Tuesday, May 11, 2010

patent infringement as advertising injury

Hyundai Motor America v. National Union Fire Ins. Co., No. 08-56527 (9th Cir. 2010)

This advertising injury case addresses nontraditional advertising and should be noted by any advertiser engaged in such practices; I expect the insurers have already paid heed. Hyundai put a design-your-own-vehicle feature on its website, and as a result a third party sued it for patent infringement. Hyundai contended that this was “advertising injury,” but the defendants declined to defend. The Ninth Circuit agreed with Hyundai.

Hyundai’s “build your own vehicle” (BYO) feature “allowed users to navigate through a series of questions on a menu (to select, for example, colors, engine and transmission types, and options).” The output was customized vehicle images and price information. Hyundai’s parts catalogue feature likewise allowed users “to navigate through a series of menus (to choose, for example, a model, engine system, and sub-system) and displayed customized parts images and pricing information.”

Orion IP, an NPE, had two patents, one on a method of generating customized product proposals for potential customers of an automobile dealer by using a computer-based system “to dynamically create customized, printed proposals for potential purchasers of a product.” The invention is “[a]n electronic system for creating customized product proposals [that] stores a plurality of pictures and text segments to be used as building blocks in creating the proposal.” The other patent was similar, but aimed at the sale of parts. In 2005, Orion sued Hyundai, and 19 other car companies, for patent infringement.

Hyundai had a policy that covered advertising injury, which included “[m]isappropriation of advertising ideas or style of doing business.” After defendants refused to defend, a jury found against Hyundai and awarded $34 million in damages. Hyundai sought to recover its defense costs, though not the damage award. The district court held that patent infringement is not “advertising injury,” and that Hyundai couldn’t show a causal connection between its advertising and Orion’s alleged injury.

First, was the BYO feature advertising? Defendants argued that, because the feature created customized proposals for individual users, it was high-tech one-on-one solicitation, not widespread promotional activity directed at the public at large, as required for “advertising” under relevant precedent. However, the underlying Orion complaint—which largely determines the duty to defend—identified the BYO feature as “marketing methods” and “marketing systems,” both of which fit squarely within the definition of advertising. But the insurer could also look at Hyundai’s website. Was it one-on-one solicitation? True, it does “little, if anything,” until the user inputs personal preferences. But, unlike prior cases finding solicitation rather than advertising, the BYO feature was not limited to “a discrete number of known potential customers.” The BYO feature “is widely distributed to the public at large, to millions of unknown web-browsing potential customers, even if the precise information conveyed to each user varies with user input.
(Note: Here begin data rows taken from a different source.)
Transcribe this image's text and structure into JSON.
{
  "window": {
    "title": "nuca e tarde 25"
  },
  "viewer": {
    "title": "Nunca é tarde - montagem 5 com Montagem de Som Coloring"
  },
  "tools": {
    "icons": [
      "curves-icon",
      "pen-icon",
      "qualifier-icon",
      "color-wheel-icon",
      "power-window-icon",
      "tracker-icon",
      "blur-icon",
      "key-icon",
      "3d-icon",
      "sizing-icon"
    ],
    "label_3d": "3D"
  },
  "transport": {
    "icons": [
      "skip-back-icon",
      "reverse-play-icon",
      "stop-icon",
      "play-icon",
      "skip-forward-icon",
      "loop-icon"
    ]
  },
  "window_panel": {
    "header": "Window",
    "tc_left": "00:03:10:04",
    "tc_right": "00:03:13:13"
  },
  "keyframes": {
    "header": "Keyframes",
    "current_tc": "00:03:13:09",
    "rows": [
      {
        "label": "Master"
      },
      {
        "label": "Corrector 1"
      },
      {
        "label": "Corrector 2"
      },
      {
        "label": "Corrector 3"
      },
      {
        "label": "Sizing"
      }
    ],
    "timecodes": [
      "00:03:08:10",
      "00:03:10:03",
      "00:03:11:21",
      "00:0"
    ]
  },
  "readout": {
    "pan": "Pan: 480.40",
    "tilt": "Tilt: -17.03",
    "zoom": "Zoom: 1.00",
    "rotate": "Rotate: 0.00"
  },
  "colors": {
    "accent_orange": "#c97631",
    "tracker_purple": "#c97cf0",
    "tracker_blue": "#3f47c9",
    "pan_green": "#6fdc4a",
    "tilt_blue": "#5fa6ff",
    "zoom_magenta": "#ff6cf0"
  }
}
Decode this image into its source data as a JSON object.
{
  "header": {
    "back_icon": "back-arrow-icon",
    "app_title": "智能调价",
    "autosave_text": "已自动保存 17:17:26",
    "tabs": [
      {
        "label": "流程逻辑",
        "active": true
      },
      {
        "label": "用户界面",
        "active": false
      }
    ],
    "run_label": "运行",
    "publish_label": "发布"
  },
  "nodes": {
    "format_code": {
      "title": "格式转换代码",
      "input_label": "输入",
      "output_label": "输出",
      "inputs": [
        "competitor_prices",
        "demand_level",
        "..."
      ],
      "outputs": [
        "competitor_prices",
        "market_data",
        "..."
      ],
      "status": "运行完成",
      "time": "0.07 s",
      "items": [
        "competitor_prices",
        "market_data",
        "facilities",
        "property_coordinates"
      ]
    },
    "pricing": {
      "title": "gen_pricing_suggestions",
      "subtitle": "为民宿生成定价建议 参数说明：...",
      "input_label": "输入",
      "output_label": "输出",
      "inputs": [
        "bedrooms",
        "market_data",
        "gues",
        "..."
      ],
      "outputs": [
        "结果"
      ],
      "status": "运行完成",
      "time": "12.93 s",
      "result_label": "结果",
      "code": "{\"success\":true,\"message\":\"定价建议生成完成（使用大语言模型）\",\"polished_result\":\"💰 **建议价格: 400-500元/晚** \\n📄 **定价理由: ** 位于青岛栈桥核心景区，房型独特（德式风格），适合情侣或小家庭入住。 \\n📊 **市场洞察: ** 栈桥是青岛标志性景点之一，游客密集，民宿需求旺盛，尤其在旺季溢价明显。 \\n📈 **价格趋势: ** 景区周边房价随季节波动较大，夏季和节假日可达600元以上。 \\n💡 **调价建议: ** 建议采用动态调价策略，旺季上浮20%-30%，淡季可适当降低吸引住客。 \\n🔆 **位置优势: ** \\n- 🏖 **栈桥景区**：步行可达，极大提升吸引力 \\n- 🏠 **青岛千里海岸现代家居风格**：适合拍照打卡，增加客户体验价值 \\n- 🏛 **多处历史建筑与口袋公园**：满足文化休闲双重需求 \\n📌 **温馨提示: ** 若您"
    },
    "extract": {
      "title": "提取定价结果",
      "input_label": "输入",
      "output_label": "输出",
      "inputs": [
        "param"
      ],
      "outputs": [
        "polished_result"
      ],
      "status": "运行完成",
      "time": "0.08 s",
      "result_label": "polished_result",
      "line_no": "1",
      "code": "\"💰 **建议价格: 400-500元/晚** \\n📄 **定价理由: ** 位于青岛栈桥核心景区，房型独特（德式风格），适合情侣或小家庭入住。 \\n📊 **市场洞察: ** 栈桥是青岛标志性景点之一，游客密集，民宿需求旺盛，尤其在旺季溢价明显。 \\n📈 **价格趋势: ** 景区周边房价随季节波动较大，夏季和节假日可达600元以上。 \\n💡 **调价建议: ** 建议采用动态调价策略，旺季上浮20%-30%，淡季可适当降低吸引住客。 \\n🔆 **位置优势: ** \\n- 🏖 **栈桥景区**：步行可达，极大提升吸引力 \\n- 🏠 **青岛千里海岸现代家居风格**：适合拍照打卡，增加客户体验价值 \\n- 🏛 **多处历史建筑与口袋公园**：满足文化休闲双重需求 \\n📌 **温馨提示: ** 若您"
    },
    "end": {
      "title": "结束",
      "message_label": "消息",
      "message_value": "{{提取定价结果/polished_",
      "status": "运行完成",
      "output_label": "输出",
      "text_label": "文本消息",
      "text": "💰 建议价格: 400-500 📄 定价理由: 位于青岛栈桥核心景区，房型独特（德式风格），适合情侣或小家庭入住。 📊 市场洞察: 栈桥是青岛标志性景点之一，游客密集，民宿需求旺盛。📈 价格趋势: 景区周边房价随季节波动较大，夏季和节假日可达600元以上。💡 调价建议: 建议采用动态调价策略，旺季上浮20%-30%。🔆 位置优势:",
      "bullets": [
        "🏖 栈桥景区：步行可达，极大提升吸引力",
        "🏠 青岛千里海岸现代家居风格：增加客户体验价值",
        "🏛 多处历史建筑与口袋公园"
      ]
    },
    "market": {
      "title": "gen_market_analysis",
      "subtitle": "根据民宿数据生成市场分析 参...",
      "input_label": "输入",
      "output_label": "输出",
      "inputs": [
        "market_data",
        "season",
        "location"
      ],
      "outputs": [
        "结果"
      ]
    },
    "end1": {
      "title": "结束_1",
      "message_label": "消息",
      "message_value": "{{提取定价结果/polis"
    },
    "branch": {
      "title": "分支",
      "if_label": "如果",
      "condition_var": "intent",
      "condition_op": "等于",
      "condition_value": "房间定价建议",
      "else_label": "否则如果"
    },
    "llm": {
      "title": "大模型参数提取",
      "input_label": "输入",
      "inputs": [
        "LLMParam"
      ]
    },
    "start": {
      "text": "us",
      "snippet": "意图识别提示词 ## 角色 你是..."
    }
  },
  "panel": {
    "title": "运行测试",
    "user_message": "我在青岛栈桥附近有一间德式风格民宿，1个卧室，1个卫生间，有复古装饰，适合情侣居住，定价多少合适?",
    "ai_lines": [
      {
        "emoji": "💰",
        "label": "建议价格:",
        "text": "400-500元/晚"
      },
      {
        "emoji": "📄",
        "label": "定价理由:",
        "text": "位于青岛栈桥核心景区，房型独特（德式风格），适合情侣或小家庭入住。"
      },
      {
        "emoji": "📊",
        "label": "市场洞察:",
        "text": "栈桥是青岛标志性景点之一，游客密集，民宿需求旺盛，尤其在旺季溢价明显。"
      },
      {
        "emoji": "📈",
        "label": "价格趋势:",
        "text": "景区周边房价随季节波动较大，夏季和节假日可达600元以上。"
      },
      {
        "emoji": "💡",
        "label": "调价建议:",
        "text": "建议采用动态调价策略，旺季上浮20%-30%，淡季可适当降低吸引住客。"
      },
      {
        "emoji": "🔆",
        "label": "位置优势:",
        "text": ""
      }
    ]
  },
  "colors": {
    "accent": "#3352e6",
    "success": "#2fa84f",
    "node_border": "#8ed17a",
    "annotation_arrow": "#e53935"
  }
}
All the users are still using the same BYO feature.”

The next question was whether Orion’s patent infringement claim constituted “misappropriation of advertising ideas.” Would a layperson reasonably read the phrase to include this patent infringement claim? In other words, do the patents at issue involve a process or invention that could reasonably be considered an “advertising idea”? Answer: yes. This was a patent in a method of “displaying information to the public at large for the purpose of facilitating sales, i.e., a method of advertising.” Orion’s own complaint referred to Hyundai’s “marketing method” or “marketing system.”

Defendants argued that “misappropriation of advertising ideas” had to relate to the actual content of the challenged ad. Prior cases held that advertising injury requires a claim concerning the “elements of the advertisement itself —in its text[,] form, logo, or pictures—rather than in the product being advertised.” Iolab Corp. v. Seaboard Sur. Co., 15 F.3d 1500, 1506 (9th Cir. 1994). But reliance on that quotation was misplaced, because the BYO feature was the “form” of the ad. The BYO feature was definitely not the product being advertised, which is the point of the line-drawing.

Next, defendants argued that the source of the advertising idea had to be a competitor. Nothing in the policy’s text supported that claim. “Nor can we discern any contextual, public-policy, or logical significance to who owns the legal rights to the advertising idea in question.” Next!

When an advertising technique is patented, patent infringement may constitute advertising injury.

Finally, there must be a causal connection between the advertisement and the alleged advertising injury. Courts have rejected causation when the patents at issue were allegedly infringed by the underlying product for sale. When the ad itself allegedly infringes, however, there’s a causal connection. The use of the BYO feature on the website was itself an infringement, and it was that use that caused Orion’s injuries.


Reversed and remanded with directions to grant summary judgment to Hyundai on its claim for declaratory relief on the duty to defend.